Grupo de amigos en la playa.

Calcula bien los regalos 

Aunque es una costumbre que poco a poco se está perdiendo, los españoles somos mucho de traer regalos para familiares y amigos cuando viajamos. Camisetas, tazas, llaveros, o imanes no solo ocupan sitio en la maleta sino que, a pesar de que su coste suele ser bajo, sumados suponen un buen mordisco a nuestro presupuesto de viaje. 

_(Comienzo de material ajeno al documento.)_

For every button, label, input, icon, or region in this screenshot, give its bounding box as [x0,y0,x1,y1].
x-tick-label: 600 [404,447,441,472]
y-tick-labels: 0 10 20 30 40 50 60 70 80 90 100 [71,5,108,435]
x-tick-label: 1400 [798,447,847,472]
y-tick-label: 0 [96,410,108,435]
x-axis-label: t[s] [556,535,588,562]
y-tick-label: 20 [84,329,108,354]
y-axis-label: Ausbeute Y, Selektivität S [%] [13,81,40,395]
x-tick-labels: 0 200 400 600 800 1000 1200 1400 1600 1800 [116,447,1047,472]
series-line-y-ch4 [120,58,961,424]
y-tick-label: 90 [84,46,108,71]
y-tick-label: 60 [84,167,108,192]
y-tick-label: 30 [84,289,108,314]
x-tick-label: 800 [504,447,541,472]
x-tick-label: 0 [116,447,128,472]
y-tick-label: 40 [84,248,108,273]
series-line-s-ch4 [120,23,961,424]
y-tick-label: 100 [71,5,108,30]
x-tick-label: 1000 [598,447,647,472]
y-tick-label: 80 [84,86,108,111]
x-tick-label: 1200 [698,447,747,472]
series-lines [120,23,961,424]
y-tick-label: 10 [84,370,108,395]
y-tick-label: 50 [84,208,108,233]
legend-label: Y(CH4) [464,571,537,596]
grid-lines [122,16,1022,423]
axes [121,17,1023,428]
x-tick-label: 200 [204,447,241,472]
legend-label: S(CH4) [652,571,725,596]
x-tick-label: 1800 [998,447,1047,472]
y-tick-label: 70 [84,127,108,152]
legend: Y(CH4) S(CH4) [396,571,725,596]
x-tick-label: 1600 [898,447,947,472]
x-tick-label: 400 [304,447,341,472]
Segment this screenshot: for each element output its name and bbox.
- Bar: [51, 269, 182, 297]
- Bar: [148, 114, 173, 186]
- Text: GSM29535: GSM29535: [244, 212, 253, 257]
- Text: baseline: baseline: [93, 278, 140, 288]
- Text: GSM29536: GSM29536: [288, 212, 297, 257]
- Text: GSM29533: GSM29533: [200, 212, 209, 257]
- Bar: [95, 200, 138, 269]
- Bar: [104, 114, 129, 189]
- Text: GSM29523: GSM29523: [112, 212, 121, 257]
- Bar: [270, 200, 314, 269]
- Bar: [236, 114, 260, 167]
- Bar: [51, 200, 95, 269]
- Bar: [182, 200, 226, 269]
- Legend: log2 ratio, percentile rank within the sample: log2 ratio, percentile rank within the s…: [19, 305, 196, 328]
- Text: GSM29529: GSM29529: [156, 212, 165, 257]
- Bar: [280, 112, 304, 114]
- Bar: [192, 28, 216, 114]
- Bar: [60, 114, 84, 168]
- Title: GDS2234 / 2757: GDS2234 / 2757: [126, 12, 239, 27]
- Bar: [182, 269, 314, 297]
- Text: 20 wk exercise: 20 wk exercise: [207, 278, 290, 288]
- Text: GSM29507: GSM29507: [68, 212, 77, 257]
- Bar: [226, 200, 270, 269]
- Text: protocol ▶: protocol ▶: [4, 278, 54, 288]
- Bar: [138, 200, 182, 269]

Aunque pueda hacer ilusión comprarlos y regalarlos, lo cierto es que la gran mayoría de veces se trata de souvenirs exageradamente caros y de poca calidad, lo que hace que su uso por parte de nuestros conocidos sea poco o nulo. 

Por suerte, existen opciones para reducir este gasto sin renunciar a tener un detalle. Un buen ejemplo es enviar postales desde el destino, que son más económicas que muchos souvenirs y siempre sorprenden. 

Otra buena alternativa es hacer un gran regalo conjunto. En este ámbito funcionan muy bien los elementos gastronómicos como bombones, snacks o licores, los cuales pueden ser los protagonistas de un encuentro familiar. 

Por último, la opción más práctica: preguntar si quieren que les compres algo en concreto. Por ejemplo, si viajas a Japón quizá quieran algún gadget o producto típico de allí. Lo bueno de esta opción es que vas a tiro fijo y en la mayoría de casos ellos mismos te ofrecerán dinero para poder adquirirlo.